Despite the fact the COVID pandemic has pretty much subsided and the American people have tired of dealing with the constant mandates, blue states like New York continue to milk it for everything its worth. And that includes spending tons of taxpayer dollars on things such as at-home tests.

According to Bryan Lessing, a Hochul senior advisor, the $637 million spent on at-home testing kits has been done in order to protect “vulnerable” New Yorkers from the highly transmissible (though very mild) omicron strain of the virus.
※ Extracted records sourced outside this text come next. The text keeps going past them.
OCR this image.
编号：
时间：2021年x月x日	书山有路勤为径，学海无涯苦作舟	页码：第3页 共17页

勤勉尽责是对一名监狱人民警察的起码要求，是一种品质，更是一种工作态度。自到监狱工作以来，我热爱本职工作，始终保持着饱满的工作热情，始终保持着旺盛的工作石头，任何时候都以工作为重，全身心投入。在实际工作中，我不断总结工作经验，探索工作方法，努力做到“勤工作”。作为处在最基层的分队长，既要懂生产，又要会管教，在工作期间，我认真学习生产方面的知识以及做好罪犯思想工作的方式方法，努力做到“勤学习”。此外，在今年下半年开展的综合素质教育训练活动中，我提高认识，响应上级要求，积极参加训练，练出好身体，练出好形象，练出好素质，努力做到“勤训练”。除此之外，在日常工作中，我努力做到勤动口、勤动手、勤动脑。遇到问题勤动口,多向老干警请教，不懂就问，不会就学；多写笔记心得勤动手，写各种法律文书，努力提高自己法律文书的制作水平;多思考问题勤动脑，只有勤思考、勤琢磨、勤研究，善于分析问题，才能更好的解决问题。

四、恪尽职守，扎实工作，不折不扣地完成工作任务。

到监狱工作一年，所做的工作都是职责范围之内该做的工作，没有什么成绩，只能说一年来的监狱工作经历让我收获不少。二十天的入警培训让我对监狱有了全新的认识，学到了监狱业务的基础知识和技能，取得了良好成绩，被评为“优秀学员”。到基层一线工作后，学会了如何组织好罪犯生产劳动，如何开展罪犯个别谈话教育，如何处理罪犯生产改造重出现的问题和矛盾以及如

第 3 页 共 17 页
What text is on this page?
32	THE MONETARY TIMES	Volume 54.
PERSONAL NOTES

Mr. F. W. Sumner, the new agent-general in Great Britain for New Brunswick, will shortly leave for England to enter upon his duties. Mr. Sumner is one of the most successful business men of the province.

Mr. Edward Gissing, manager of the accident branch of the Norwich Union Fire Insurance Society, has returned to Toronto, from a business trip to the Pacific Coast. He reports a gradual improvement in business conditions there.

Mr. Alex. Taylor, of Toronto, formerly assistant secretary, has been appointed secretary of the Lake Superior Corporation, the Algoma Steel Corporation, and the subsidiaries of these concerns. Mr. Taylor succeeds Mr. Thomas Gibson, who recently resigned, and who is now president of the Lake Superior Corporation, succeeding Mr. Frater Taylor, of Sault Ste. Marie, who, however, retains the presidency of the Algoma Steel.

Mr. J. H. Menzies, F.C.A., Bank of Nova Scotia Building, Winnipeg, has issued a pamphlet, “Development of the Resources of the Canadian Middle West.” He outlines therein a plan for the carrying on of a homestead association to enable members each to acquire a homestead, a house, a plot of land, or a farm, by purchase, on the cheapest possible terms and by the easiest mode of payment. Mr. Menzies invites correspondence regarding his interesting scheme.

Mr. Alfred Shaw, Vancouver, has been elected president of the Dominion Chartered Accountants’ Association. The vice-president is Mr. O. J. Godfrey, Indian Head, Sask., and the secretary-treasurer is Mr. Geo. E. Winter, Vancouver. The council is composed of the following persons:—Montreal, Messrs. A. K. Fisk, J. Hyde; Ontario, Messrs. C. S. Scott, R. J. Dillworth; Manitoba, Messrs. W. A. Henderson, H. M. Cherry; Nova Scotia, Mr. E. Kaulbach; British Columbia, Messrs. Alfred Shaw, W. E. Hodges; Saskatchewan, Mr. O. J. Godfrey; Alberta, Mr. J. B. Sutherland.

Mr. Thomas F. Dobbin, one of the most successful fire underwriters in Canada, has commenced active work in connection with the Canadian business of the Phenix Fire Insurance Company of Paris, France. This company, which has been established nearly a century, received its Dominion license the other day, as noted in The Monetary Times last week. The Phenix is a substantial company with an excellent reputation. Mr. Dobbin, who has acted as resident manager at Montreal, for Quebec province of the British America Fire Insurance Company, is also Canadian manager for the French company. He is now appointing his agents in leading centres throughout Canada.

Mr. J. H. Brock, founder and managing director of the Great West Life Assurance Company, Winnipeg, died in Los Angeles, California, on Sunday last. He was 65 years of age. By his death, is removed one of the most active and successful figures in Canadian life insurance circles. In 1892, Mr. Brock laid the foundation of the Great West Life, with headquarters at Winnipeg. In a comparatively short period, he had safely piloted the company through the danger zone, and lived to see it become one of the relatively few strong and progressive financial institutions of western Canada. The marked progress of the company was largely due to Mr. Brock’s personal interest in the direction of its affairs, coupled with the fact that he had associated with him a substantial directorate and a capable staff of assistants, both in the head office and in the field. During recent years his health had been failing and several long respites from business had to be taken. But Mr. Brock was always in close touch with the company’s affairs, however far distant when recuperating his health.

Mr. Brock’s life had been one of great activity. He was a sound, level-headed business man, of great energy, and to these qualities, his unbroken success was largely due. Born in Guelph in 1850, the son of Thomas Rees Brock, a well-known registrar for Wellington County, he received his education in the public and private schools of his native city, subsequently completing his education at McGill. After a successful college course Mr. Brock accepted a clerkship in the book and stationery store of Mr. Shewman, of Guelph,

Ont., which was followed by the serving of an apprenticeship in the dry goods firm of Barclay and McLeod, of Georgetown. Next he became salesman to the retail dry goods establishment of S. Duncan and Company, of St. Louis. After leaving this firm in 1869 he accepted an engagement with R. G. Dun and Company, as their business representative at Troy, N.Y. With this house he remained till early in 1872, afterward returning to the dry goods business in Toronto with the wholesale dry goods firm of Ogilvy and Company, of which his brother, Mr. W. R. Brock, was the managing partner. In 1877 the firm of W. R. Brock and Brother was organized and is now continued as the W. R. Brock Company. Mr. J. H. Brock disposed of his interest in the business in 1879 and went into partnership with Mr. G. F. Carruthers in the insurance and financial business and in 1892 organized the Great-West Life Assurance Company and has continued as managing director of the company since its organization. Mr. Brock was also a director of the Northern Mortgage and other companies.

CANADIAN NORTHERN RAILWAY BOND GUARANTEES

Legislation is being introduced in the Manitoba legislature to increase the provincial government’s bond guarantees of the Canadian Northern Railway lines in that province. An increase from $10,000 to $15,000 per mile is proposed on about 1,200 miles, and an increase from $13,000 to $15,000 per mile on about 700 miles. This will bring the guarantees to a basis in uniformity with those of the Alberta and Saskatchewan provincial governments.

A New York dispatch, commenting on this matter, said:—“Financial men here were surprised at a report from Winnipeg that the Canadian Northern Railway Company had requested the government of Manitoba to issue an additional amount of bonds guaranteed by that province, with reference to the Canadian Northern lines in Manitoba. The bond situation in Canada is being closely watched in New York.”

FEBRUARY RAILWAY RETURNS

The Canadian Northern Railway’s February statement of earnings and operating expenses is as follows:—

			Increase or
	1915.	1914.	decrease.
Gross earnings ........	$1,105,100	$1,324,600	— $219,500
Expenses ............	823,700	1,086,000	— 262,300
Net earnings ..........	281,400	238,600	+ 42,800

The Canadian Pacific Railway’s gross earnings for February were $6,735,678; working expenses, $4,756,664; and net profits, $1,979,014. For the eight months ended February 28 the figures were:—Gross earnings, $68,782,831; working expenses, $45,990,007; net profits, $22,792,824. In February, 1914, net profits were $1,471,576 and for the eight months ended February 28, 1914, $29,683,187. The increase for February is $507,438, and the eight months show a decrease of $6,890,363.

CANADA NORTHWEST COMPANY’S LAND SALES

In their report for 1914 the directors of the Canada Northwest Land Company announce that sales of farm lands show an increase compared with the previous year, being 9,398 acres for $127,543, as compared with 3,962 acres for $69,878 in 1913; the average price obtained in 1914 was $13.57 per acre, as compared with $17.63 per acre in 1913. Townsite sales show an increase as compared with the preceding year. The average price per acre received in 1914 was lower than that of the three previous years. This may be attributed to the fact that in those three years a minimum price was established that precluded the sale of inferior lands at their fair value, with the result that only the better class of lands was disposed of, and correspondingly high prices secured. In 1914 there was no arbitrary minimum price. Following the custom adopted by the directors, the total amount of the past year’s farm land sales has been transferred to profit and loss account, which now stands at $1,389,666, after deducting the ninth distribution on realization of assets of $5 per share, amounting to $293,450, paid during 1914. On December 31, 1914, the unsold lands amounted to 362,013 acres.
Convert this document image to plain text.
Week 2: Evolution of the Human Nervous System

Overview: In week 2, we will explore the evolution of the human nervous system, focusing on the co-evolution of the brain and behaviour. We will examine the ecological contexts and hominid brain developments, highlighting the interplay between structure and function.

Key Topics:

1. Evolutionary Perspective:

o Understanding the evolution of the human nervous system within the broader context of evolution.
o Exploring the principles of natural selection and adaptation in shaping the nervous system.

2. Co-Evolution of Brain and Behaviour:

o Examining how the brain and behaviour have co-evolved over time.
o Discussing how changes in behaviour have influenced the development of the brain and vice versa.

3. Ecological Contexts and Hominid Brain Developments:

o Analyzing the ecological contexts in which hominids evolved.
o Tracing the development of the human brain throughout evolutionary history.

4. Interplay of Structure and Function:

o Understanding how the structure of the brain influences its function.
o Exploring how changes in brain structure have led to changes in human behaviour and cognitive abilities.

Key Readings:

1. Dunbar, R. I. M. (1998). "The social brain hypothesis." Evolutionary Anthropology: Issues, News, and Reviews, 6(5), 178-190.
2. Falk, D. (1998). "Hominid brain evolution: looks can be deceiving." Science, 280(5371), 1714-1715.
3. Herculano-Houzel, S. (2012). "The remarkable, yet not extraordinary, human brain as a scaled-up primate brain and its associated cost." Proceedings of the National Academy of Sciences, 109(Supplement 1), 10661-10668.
He said during last winter’s spike at-home tests were difficult to come by amidst demand.

“Digital Gadgets successfully delivered all the tests the state needed within the required timeline,” Lesswing said.

He noted there were two purchase orders totaling 52 million tests, with one purchase order being for $13 per test and the other $11.50 per test.

“Given the circumstances and urgency of the situation, the state determined the price was fair and it was in the state’s best interest to move forward with the procurement,” Lesswing said.

Especially if you’re getting 300 large for your campaign in return.

He claims the state contacted multiple vendors and Digital Gadgets was the only one which could satisfy the needs of the state, which was to provide a large number of tests prior to schools reopening in January 2022. He claims the state also obtained tests from seven additional vendors.

Tebele’s attorney Harlan Lazarus issued a statement in which he said Tebele “supplied tens of millions of tests” to the state “in record time” when the federal government was having trouble obtaining the tests. Lazarus also claimed that Tebele had never spoken with Hochul about the testing procurement.

The Daily Caller said Tebele and his wife Nancy have an extended history as political donors in the state, with each donating $69,700 individually to Hochul’s campaign, the maximum allowed by law.

Digital Gadgets has scored a number of lucrative contracts with the state over the years. For example, the Times Union reported they scored two contracts for medical equipment under the Cuomo administration; one, a $100,00 contract has seen no money paid out, while another $600,000 contract saw the money returned.

They also received $119 million in an emergency no-bid contract for COVID equipment in spring 2020 from former New York City mayor Bill de Blasio’s administration ironically right after donating about $44,000 to de Blasio’s campaigns and related PACs.

In another stroke of sheer irony, Hochul’s campaign, as well as de Blasio’s presidential campaign hired a Tebele family member, a college student for the tidy sum of $3,700 per month to act as a campaign fundraising “finance associate.”

In addition, a number of Tebele family members are listed in campaign finance filings as having the same residential address; “state law prohibits political donors from being reimbursed for someone else for campaign donations,” the Daily Caller said.

In response, Tebele’s attorney said the children “are successful businesspeople in their own right” and decide political donations “independent of their father.”